L’ottimismo iniziale si è infranto presto contro la realtà. La fragilità delle nuove istituzioni democratiche, la pandemia e una protratta crisi economica hanno creato il terreno di coltura per l’accentramento del potere nelle mani dell’uomo forte di Tunisi, Saïed, che ha sciolto Consiglio superiore della magistratura e Parlamento e adottato una nuova Carta fondamentale. In parallelo ha inasprito la repressione incarcerando decine di oppositori politici, attivisti e critici.

Un giro di vite che fa il paio con la retorica razzista, incentrata sulla teoria della “grande sostituzione etnica”, nei confronti dei migranti sub-sahariani, che ha dato la stura a una vera e propria “caccia al nero”.

Un Paese sull’orlo del default

Una volta venuta meno la politica statalista dei Ben Ali, la crisi economica si è avvitata con l’impennata dell’inflazione e del debito pubblico.
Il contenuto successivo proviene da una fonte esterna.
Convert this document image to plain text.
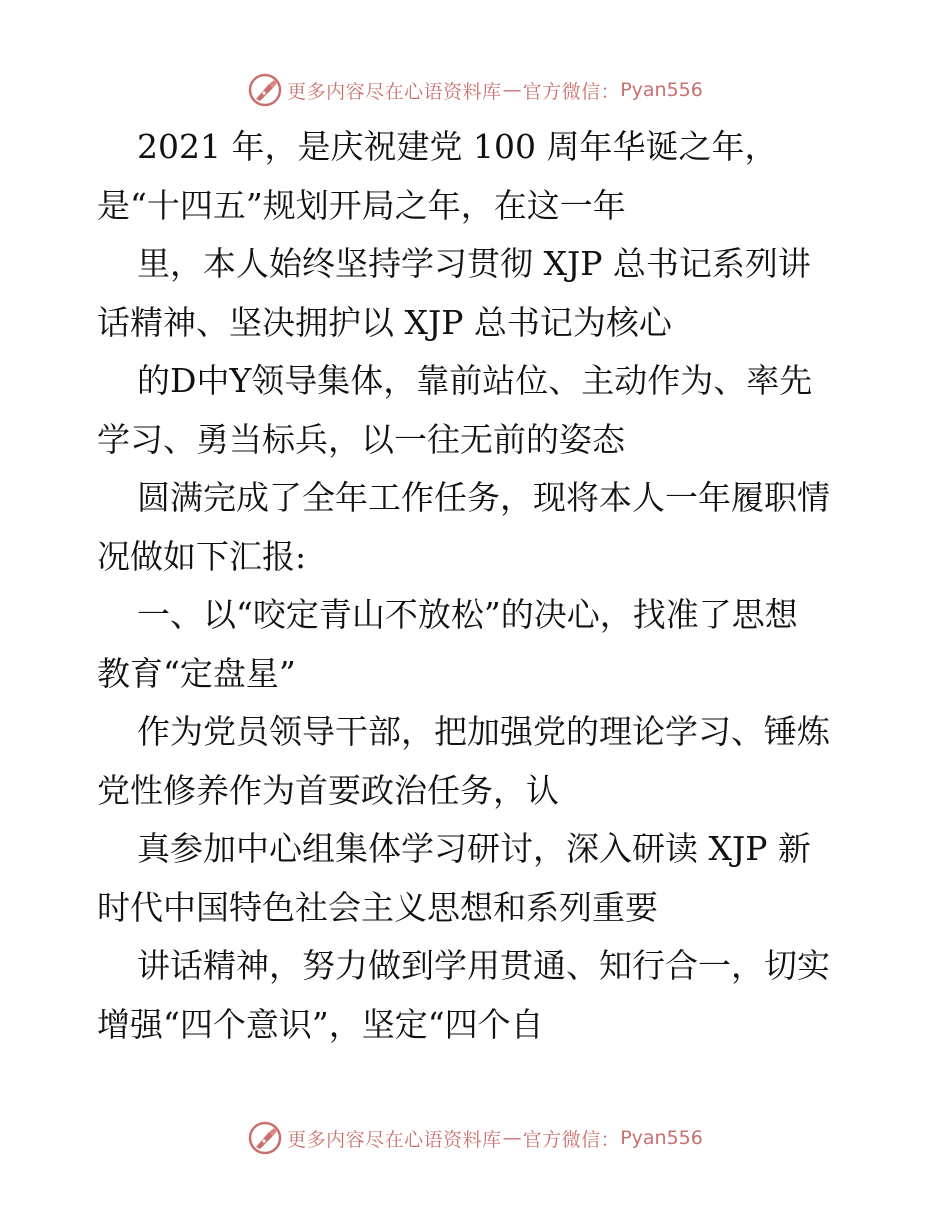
更多内容尽在心语资料库 — 官方微信： Pyan556
2021 年，是庆祝建党 100 周年华诞之年，
是“十四五”规划开局之年，在这一年
里，本人始终坚持学习贯彻 XJP 总书记系列讲
话精神、坚决拥护以 XJP 总书记为核心
的D中Y领导集体，靠前站位、主动作为、率先
学习、勇当标兵，以一往无前的姿态
圆满完成了全年工作任务，现将本人一年履职情
况做如下汇报:
一、以“咬定青山不放松”的决心，找准了思想
教育“定盘星”
作为党员领导干部，把加强党的理论学习、锤炼
党性修养作为首要政治任务，认
真参加中心组集体学习研讨，深入研读 XJP 新
时代中国特色社会主义思想和系列重要
讲话精神，努力做到学用贯通、知行合一，切实
增强“四个意识”，坚定“四个自
更多内容尽在心语资料库 — 官方微信： Pyan556
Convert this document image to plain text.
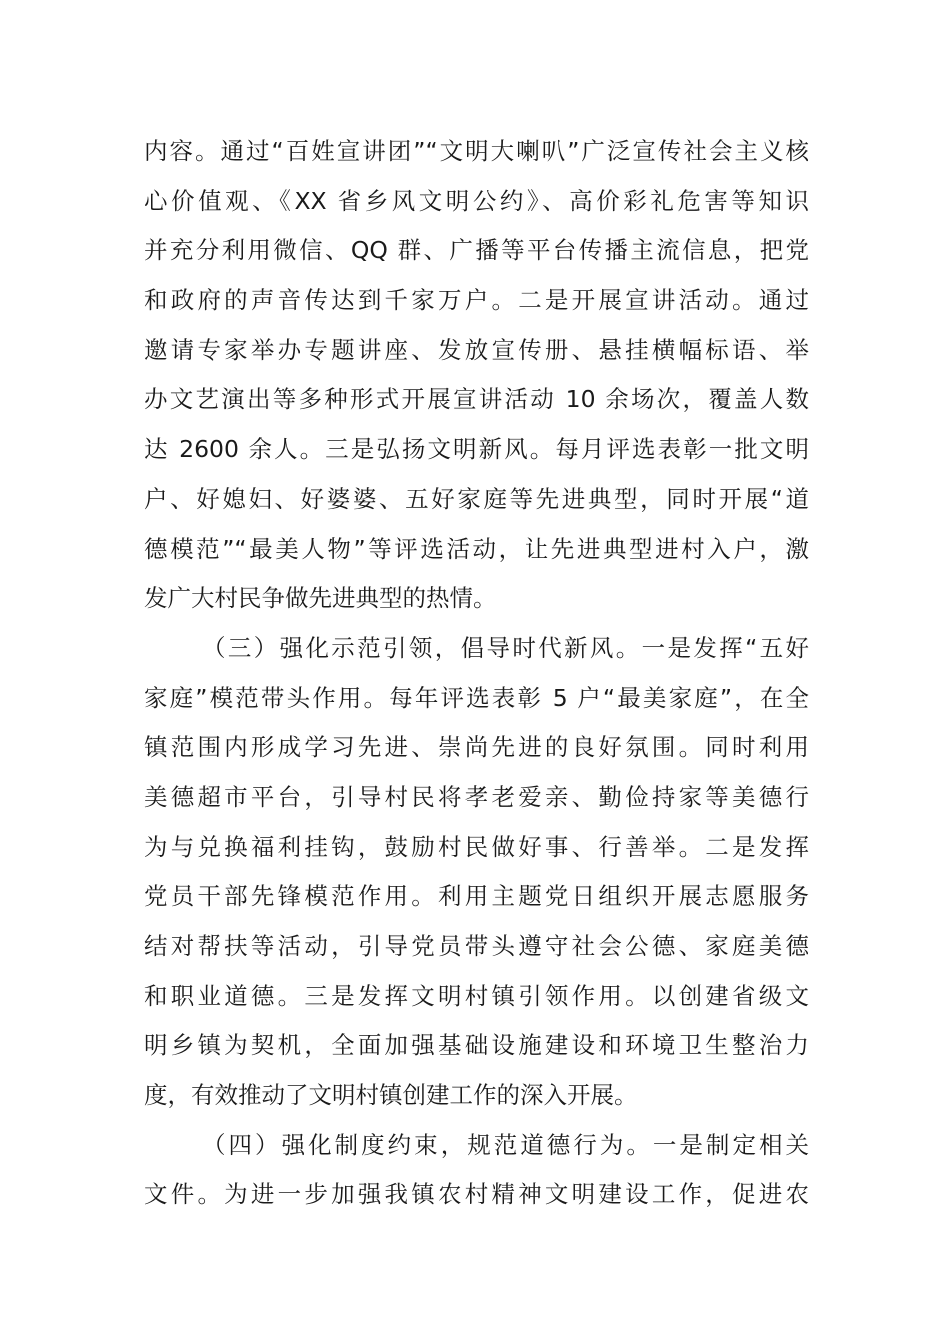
内容。通过“百姓宣讲团”“文明大喇叭”广泛宣传社会主义核
心价值观、《XX 省乡风文明公约》、高价彩礼危害等知识
并充分利用微信、QQ 群、广播等平台传播主流信息，把党
和政府的声音传达到千家万户。二是开展宣讲活动。通过
邀请专家举办专题讲座、发放宣传册、悬挂横幅标语、举
办文艺演出等多种形式开展宣讲活动 10 余场次，覆盖人数
达 2600 余人。三是弘扬文明新风。每月评选表彰一批文明
户、好媳妇、好婆婆、五好家庭等先进典型，同时开展“道
德模范”“最美人物”等评选活动，让先进典型进村入户，激
发广大村民争做先进典型的热情。
（三）强化示范引领，倡导时代新风。一是发挥“五好
家庭”模范带头作用。每年评选表彰 5 户“最美家庭”，在全
镇范围内形成学习先进、崇尚先进的良好氛围。同时利用
美德超市平台，引导村民将孝老爱亲、勤俭持家等美德行
为与兑换福利挂钩，鼓励村民做好事、行善举。二是发挥
党员干部先锋模范作用。利用主题党日组织开展志愿服务
结对帮扶等活动，引导党员带头遵守社会公德、家庭美德
和职业道德。三是发挥文明村镇引领作用。以创建省级文
明乡镇为契机，全面加强基础设施建设和环境卫生整治力
度，有效推动了文明村镇创建工作的深入开展。
（四）强化制度约束，规范道德行为。一是制定相关
文件。为进一步加强我镇农村精神文明建设工作，促进农
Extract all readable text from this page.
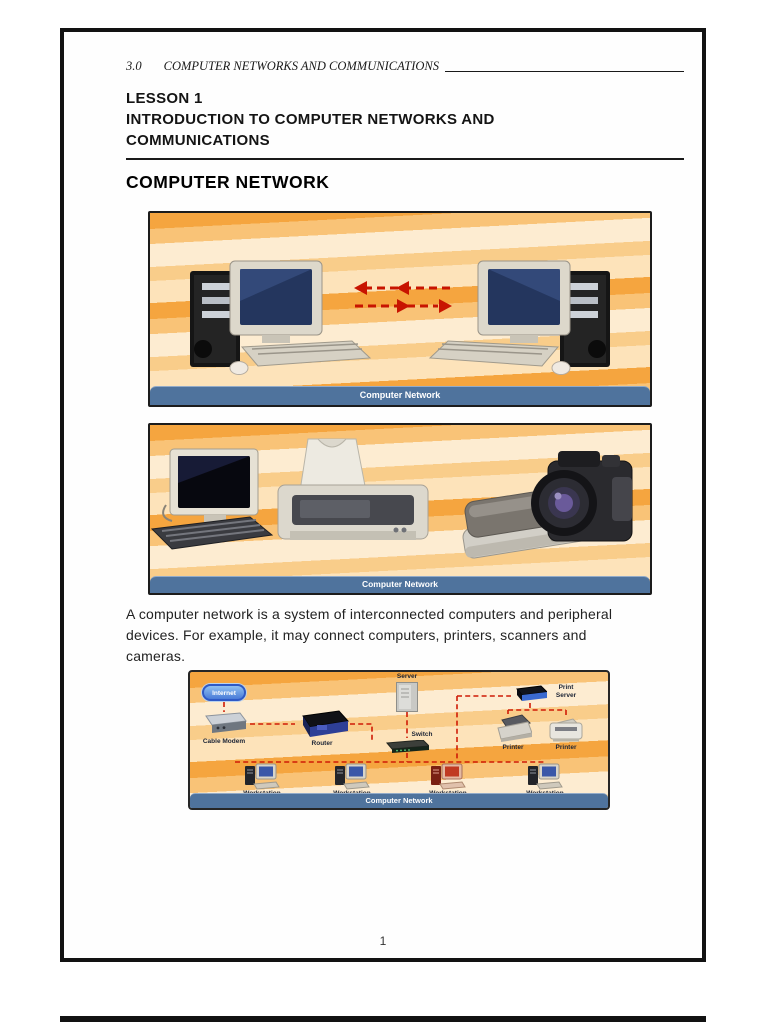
3.0 COMPUTER NETWORKS AND COMMUNICATIONS
LESSON 1
INTRODUCTION TO COMPUTER NETWORKS AND
COMMUNICATIONS
COMPUTER NETWORK
Computer Network
Computer Network
A computer network is a system of interconnected computers and peripheral
devices. For example, it may connect computers, printers, scanners and
cameras.
Internet
Cable Modem	Router
Server
Switch
Print Server
Printer	Printer
Computer Network
1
Le ricette a base di austerità richieste dal Fondo Monetario Internazionale in cambio di prestiti non hanno contribuito a risollevare le sorti del Paese sull’orlo del default.

Conflitti e colpi di Stato

La Tunisia del resto non è un caso isolato. Tutta la regione è attraversata da instabilità pronte a deflagrare che costringono alla fuga donne, uomini e bambini. Basti pensare che solo negli ultimi tre anni il Sahel ha registrato otto i colpi di Stato.

Il golpe militare che il 30 agosto ha deposto il presidente del Gabon, Ali Bongo Ondimba, appena rieletto per un terzo mandato, è arrivato un mese dopo il putsch in Niger e si aggiunge a quelli che dal 2020 a oggi hanno minato il processo democratico in Mali, Guinea, Burkina Faso e Ciad.

La crisi climatica

Dalla Libia, devastata dalle inondazioni, alla Grecia, preda degli incendi e poi della tempesta, il Pianeta è in ebollizione. La crisi climatica, come continua a ripetere il segretario generale delle Nazioni Unite Antonio Guterres, è fuori controllo”.

Disastri naturali, siccità, desertificazione e insicurezza alimentare spingono milioni di persone alla fuga. Secondo l’Unhcr, dal 2008 a oggi in media oltre 26 milioni di persone ogni anno abbandonano le proprie case a causa dei disastri naturali provocati dal cambiamento climatico.

E le prospettive non lasciano spazio all’ottimismo. L’Institute for Economics and Peace stima in 1,2 milioni le persone costrette a emigrare nei prossimi 30 anni a causa della crisi climatica.